Note that the adjust method in balance is performing three main steps:

  1. Pre-processing of the data - getting data ready for adjustment using best practices in the field:
    • Handling missing values - balance handles missing values automatically by adding a column '_is_na' to any variable that contains missing values. The advantage of this is that these are then considered as a separate category for the adjustment.
    • Feature engineering - by default, balance applies feature engineering to be able to fit the covariate distribution better, and not only the first moment. Specifically, each continues variable is bucketed into 10 quantiles buckets. Furthermore, rare categories in categorical variables are grouped together so to avoid overfitting rare events.
  2. Fitting the model and calculating the weights: the model fitted depends on the method chosen by the user. Current options are inverse propensity score weighting using regularized logistic regression (ipw), covariate balancing propensity score (cbps), post-stratification (poststratify), and raking (rake).
  3. Post-processing of the weights:
    • Trimming weights - balance trims the weights in order to avoid over fitting of the model and unnecessary variance inflation.
    • Normalizing weights to population size. The resulting weights of balance can be described as approximating the number of unit in the population this unit of the sample represents.

Optional arguments

  • method: ipw, poststratify, rake, or cbps. Default is ipw.

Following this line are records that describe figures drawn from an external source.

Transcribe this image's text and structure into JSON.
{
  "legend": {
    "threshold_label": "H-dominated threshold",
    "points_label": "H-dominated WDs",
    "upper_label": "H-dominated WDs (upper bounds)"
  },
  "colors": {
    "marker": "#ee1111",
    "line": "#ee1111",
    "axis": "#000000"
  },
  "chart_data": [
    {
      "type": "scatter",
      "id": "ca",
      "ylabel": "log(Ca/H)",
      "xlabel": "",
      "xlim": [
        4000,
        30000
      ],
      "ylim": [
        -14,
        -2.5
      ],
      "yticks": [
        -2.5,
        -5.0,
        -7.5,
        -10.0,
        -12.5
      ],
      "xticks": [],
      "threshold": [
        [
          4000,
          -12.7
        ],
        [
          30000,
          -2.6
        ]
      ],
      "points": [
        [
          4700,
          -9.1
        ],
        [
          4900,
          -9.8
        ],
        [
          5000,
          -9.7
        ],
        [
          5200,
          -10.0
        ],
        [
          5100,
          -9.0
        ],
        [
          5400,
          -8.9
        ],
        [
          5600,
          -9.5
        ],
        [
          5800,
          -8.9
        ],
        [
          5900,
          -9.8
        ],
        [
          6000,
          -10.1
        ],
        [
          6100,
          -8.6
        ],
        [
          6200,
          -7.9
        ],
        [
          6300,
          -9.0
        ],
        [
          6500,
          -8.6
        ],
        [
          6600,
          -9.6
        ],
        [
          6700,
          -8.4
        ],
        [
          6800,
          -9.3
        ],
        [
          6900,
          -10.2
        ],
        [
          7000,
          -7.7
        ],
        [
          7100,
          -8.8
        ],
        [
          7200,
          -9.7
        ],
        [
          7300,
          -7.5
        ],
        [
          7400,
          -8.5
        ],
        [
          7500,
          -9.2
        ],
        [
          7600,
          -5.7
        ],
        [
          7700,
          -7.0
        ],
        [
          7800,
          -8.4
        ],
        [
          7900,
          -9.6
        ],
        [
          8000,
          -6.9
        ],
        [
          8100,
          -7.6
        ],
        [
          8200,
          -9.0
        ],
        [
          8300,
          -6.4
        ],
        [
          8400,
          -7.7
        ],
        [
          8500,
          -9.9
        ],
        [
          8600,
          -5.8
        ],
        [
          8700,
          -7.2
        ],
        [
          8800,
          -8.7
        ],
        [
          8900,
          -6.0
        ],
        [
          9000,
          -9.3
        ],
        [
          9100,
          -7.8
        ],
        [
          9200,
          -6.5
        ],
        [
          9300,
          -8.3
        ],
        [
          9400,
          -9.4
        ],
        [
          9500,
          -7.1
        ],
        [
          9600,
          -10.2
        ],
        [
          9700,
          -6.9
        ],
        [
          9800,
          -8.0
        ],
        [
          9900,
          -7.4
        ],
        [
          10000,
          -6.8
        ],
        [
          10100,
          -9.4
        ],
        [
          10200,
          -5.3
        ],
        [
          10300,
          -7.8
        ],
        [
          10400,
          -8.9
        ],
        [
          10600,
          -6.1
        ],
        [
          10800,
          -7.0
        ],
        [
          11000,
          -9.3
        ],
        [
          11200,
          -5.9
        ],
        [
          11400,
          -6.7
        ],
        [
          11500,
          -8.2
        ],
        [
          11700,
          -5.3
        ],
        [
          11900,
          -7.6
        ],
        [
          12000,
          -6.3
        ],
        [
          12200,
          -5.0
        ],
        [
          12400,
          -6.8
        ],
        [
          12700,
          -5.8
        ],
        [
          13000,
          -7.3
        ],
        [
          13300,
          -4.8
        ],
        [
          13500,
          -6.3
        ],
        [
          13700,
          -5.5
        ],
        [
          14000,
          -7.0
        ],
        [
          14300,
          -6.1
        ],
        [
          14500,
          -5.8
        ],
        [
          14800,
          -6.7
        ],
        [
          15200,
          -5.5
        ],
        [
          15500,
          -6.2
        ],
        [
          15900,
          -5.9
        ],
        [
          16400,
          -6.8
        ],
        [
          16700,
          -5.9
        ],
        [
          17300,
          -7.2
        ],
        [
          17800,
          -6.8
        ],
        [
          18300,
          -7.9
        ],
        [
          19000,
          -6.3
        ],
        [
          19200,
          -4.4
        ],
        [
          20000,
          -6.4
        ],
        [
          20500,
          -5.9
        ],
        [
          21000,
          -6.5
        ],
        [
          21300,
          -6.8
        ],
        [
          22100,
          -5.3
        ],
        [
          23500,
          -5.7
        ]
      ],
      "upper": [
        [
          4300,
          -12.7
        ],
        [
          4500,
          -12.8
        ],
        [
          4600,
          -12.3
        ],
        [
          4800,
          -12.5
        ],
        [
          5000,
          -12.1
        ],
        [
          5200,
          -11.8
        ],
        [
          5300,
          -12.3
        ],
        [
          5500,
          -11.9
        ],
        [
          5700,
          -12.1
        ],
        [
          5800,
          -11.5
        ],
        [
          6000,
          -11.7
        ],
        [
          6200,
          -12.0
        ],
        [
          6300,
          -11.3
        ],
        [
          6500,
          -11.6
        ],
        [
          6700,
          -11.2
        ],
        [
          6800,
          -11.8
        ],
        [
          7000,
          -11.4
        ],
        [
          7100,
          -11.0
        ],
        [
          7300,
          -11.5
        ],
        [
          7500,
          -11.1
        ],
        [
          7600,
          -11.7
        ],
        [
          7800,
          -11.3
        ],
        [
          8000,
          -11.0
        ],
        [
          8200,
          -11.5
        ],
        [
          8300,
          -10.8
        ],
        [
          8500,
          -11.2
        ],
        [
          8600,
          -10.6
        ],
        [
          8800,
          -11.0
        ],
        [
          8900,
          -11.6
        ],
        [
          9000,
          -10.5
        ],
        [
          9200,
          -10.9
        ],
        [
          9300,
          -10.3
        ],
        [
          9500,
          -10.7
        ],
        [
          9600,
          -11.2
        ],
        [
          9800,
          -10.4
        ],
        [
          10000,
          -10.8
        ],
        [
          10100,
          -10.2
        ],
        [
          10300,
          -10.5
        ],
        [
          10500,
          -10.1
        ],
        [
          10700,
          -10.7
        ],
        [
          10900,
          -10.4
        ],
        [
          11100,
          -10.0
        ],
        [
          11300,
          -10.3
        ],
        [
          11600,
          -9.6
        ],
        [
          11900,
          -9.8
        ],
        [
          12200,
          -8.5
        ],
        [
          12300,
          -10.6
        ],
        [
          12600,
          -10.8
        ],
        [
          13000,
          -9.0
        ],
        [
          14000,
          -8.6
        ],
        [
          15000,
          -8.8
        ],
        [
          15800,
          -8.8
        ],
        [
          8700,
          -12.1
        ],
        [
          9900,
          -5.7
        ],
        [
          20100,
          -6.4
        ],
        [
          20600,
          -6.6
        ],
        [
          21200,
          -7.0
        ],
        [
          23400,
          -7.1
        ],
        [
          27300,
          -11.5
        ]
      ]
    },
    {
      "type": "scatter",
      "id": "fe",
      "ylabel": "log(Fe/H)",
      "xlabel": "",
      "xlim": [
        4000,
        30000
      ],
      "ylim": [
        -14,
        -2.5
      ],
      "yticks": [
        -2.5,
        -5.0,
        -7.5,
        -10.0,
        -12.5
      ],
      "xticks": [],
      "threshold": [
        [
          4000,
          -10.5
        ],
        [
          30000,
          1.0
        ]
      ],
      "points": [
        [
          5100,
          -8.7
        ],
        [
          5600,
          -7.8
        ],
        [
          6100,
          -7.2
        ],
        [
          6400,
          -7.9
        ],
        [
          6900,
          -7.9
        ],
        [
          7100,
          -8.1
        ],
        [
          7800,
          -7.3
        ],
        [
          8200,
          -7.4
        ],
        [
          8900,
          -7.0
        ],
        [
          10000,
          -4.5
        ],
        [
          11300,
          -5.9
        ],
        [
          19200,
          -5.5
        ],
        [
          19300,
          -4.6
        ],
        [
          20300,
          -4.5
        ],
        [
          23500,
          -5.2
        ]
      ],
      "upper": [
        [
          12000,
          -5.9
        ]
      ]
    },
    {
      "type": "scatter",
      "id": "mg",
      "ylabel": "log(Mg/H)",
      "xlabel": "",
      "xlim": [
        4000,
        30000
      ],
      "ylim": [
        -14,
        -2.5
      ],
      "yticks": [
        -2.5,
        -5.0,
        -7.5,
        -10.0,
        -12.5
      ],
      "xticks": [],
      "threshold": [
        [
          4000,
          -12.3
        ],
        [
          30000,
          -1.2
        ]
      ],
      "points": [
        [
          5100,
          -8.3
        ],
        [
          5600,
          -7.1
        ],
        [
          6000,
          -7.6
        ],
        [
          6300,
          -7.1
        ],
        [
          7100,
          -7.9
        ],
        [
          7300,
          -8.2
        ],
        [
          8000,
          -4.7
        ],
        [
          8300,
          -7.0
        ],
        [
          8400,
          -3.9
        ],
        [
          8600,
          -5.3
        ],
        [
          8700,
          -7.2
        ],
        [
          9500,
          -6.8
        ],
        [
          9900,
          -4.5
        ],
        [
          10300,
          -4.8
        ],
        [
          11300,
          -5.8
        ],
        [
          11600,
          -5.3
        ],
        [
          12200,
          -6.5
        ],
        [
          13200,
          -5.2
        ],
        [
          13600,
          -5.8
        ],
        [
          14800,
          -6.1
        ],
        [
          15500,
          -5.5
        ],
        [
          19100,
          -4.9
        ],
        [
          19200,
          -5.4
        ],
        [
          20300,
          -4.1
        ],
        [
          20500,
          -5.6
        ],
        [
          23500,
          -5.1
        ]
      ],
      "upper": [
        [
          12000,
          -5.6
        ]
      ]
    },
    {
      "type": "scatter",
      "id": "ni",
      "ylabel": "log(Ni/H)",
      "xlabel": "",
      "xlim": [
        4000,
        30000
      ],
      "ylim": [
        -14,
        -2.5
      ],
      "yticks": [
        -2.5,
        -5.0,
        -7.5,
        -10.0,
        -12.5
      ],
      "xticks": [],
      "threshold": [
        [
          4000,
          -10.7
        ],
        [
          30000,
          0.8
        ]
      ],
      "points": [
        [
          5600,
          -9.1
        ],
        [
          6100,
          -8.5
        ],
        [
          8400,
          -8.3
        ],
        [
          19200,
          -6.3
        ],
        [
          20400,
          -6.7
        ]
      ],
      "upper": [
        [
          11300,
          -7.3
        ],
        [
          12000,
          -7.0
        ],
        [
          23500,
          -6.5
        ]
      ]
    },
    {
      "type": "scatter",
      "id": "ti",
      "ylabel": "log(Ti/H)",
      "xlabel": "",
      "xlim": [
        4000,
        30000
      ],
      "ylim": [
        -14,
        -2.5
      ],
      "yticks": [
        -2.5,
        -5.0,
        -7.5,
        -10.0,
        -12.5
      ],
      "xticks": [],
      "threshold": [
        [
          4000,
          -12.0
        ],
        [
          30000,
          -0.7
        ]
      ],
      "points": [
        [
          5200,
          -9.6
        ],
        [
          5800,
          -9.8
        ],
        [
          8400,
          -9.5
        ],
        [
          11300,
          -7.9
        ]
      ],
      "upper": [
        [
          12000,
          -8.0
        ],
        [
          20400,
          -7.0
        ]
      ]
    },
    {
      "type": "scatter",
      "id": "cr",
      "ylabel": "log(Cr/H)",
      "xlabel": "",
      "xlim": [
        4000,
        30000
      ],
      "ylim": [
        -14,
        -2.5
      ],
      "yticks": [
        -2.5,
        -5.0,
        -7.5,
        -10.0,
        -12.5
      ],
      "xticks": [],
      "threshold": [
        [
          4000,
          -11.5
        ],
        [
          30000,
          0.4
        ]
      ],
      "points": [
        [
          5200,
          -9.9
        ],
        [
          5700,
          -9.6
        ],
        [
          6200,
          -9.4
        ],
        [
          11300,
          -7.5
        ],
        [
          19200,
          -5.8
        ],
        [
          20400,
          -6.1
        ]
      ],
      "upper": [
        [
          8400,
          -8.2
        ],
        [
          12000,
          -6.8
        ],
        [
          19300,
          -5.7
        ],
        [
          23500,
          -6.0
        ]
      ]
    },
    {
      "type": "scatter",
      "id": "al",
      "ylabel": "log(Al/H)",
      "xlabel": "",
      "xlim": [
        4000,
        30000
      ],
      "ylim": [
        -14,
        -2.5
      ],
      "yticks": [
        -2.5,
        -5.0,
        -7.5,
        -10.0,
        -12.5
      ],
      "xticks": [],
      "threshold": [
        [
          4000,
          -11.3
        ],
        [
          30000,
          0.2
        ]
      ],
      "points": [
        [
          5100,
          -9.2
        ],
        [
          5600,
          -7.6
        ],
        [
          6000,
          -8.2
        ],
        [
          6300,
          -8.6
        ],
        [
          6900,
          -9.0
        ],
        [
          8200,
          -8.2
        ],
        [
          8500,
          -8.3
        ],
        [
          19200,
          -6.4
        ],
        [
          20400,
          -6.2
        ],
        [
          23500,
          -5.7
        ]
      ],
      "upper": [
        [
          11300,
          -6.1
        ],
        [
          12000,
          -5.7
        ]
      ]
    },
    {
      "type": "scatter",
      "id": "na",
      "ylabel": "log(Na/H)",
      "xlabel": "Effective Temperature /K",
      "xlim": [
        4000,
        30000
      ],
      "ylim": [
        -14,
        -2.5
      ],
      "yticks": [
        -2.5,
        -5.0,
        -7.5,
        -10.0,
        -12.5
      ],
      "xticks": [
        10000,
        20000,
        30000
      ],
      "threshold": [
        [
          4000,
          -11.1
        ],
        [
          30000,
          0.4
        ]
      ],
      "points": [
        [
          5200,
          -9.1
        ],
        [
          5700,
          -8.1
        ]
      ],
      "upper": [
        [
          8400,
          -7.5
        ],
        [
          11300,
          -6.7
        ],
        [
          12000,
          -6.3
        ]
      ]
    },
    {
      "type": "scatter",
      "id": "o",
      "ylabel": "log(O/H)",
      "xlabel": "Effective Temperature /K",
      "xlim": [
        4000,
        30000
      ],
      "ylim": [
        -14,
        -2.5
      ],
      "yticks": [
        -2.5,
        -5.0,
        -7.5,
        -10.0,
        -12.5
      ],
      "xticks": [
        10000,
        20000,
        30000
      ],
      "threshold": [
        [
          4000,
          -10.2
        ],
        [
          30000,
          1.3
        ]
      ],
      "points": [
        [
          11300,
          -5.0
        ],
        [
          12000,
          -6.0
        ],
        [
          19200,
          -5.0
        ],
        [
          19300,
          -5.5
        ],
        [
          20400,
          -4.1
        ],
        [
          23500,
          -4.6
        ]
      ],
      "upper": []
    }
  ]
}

    • ipw: stands for Inverse Propensity Weighting. The propensity scores are calculated with LASSO logistic regression. Details about the implementation can be found here. For a quick-start tutorial, see here.
    • cbps: stands for Covariate Balancing Propensity Score. The CBPS algorithm estimates the propensity score in a way that optimizes prediction of the probability of sample inclusion as well as the covariates balance. Its main advantage is in cases when the researcher wants better balance on the covariates than traditional propensity score methods - because one believes the assignment model might be misspecified and would like to avoid an iterative procedure of balancing the covariates. Details about the implementation can be found here. For a quick-start tutorial, see here.
    • poststratify: stands for post-stratification. Details about the implementation can be found here.
    • rake: Details about the implementation can be found here. For a quick-start tutorial, see here.
  • variables: allows user to pass a list of the covariates that they want to adjust for; if variables argument is not specified, all joint variables in sample and target are used.

  • transformations: which transformations to apply to data before fitting the model. Default is cutting numeric variables into 10 quantile buckets and lumping together infrequent levels with less than 5% prevalence into lumped_other category. The transformations are done on both the sample dataframe and the target dataframe together. User can also specify specific transformations in a dictionary format. For a quick-start tutorial on transformations and formulas, see here.

  • max_de: (for ipw and cbps methods): The default value is 1.5. It limits the design effect to be within 1.5. If set to None, the optimization is performed by cross-validation of the logistic model for ipw (see the choose_regularization function for more details) or without constrained optimization for cbps. Setting max_de to None can sometimes significantly improve the running time of the code.

  • weight_trimming_mean_ratio or weight_trimming_percentile: (only one of these arguments can be specified). weight_trimming_mean_ratio indicates the ratio from above according to which the weights are trimmed by mean(weights) * ratio. Default is 20. If weight_trimming_percentile is not none, winsorization is applied. Default is None, i.e. trimming from above is applied. However, note that when max_de is not None (and default is 1.5), the trimming-ratio is optimized by ipw and these arguments are ignored.

  • na_action (for ipw method): how to handle missing values in the data (sample and target). Default is to replace NAs with 0's and add indicator for which observations were NA (this is done after applying the transformations). Another option is drop, which drops all observations with NA values.

  • formula (for ipw and cbps methods): The formula according to which build the model matrix for the logistic regression. Default is a linear additive formula of all covariates. For a quick-start tutorial on transformations and formulas, see here.

  • penalty_factor (for ipw method): the penalty used in the regularized logistic regression.